Ali, surgiu a dúvida de qual instituição estaria preparada para lidar com a criança e promover sua inclusão social e educacional. “Eu queria uma escola que fosse próximo da minha casa porque ela já vinha apresentando certas crises e tem dificuldade de adaptar as coisas novas. Ela não aceitava ficar com outras pessoas”.

Adaptação e suporte

Foi nesse momento que Angélica conheceu a Escola Municipal Maria Inês Soares de Lima, onde Maria Júlia foi matriculada. A adaptação da criança ao ambiente escolar foi o primeiro desafio enfrentado pela família. “Tudo era novo e ela não aceitava. A professora do Atendimento Educacional Especializado (AEE) foi a pessoa que me abraçou e confortou porque Maria Júlia chorava aqui e eu chorava em casa”, comenta a dona de casa.

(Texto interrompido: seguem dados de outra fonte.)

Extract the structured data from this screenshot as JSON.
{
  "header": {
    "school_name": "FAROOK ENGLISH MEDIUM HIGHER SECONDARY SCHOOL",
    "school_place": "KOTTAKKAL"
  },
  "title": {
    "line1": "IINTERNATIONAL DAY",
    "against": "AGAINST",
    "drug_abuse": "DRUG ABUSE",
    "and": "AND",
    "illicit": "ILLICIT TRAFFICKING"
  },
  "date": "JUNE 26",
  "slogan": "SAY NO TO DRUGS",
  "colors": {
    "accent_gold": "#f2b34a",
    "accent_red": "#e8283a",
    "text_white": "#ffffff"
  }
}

Ali, o contato frequente com os profissionais foi um diferencial para que a relação escola-família fosse estabelecida e fortificada. “Eu não sabia que ela teria esse apoio. Até então, autismo era coisa de outro mundo pra mim, eu não sabia de nada, foi a escola que me falou”.

Assim como acontece em diversas unidades da rede municipal de ensino, Maria Júlia passou a contar com o suporte regular de um profissional do AEE e outro de Apoio à Educação Especial, que acompanha a aluna em todas as atividades escolares.

Com o passar do tempo, a aluna conseguiu desenvolver habilidades que sequer eram cogitadas pela mãe. “Eu vejo que ela evoluiu muito. Antes, eu tinha incerteza de como seria o futuro dela. Hoje eu já não tenho mais porque eu vejo o aprendizado, vejo que ela tem capacidade de aprender e ser independente”, afirma Angélica.

Alegria a cada conquista

Respeitando o tempo de evolução particular da criança, a mãe vibra a cada conquista que é alcançada pela filha. “Antes ela ficava no cantinho mas agora isso não acontece mais. A escola inclui ela em tudo. Nesses dias, ela fez teatro e ficou com o papel principal. Chegou em casa supercontente dizendo que precisava de um vestido porque ia ser a princesa”, conta a mãe com orgulho.

A educação inclusiva permite que o aprendizado não fique restrito ao aluno com necessidades especiais, mas que também atravesse as outras crianças. “Maria Júlia sofre muito com barulhos altos. Aqui, a professora explicou a questão para todos os alunos e eles absorveram aquilo. Eles mesmo se policiam e pedem  silêncio porque abraçaram ela de uma forma incrível”.
 

Angélica comemora as conquistas da filha, Maria Júlia | Foto: Ricardo Fernandes / Folha de Pernambuco


Foi essa compreensão dos colegas que permitiu a realização de um momento que, alguns anos atrás, não seria possível para a menina. Em junho, a criança celebrou o aniversário na sala de aula. “Durante os parabéns, os coleguinhas não bateram palmas e usaram a linguagem de sinais para fazer a vibração sem barulho. Ela curtiu demais e ficou super contente, já pedindo para que a gente fizesse a festa do ano que vem aqui também”, rememora Angélica.

A integração tem impulsionado inclusive mudanças no comportamento da criança. “Às vezes ela vê os coleguinhas e sente aquela necessidade de também fazer, como qualquer outra criança. Eu incentivo que, desde que não cause nenhum mal, ela faça”.

São esses momentos que reafirmam a certeza de um futuro de total independência da criança. Aos sete anos, Maria Júlia já está alfabetizada e segue colecionando conquistas. “Um dos receios que eu tinha com relação a trazer ela de volta para uma escola era porque ela não falava o que acontecia. Agora, ela me conta tudo, diz o que ela quer e o que precisa. Ela está conquistando os seus passos e diz que, quando crescer, vai ser uma bailarina ou cantora”, afirma a mãe.

O trabalho realizado na sala de recursos é visto como essencial para o aprendizado da menina. “Todas as dificuldades que ela tem na sala de aula são passadas pra cá e também pra mim. Aqui elas compartilham e eu também procuro saber o que tá acontecendo e reproduzo em casa para que a gente dê continuidade”, conclui Angélica.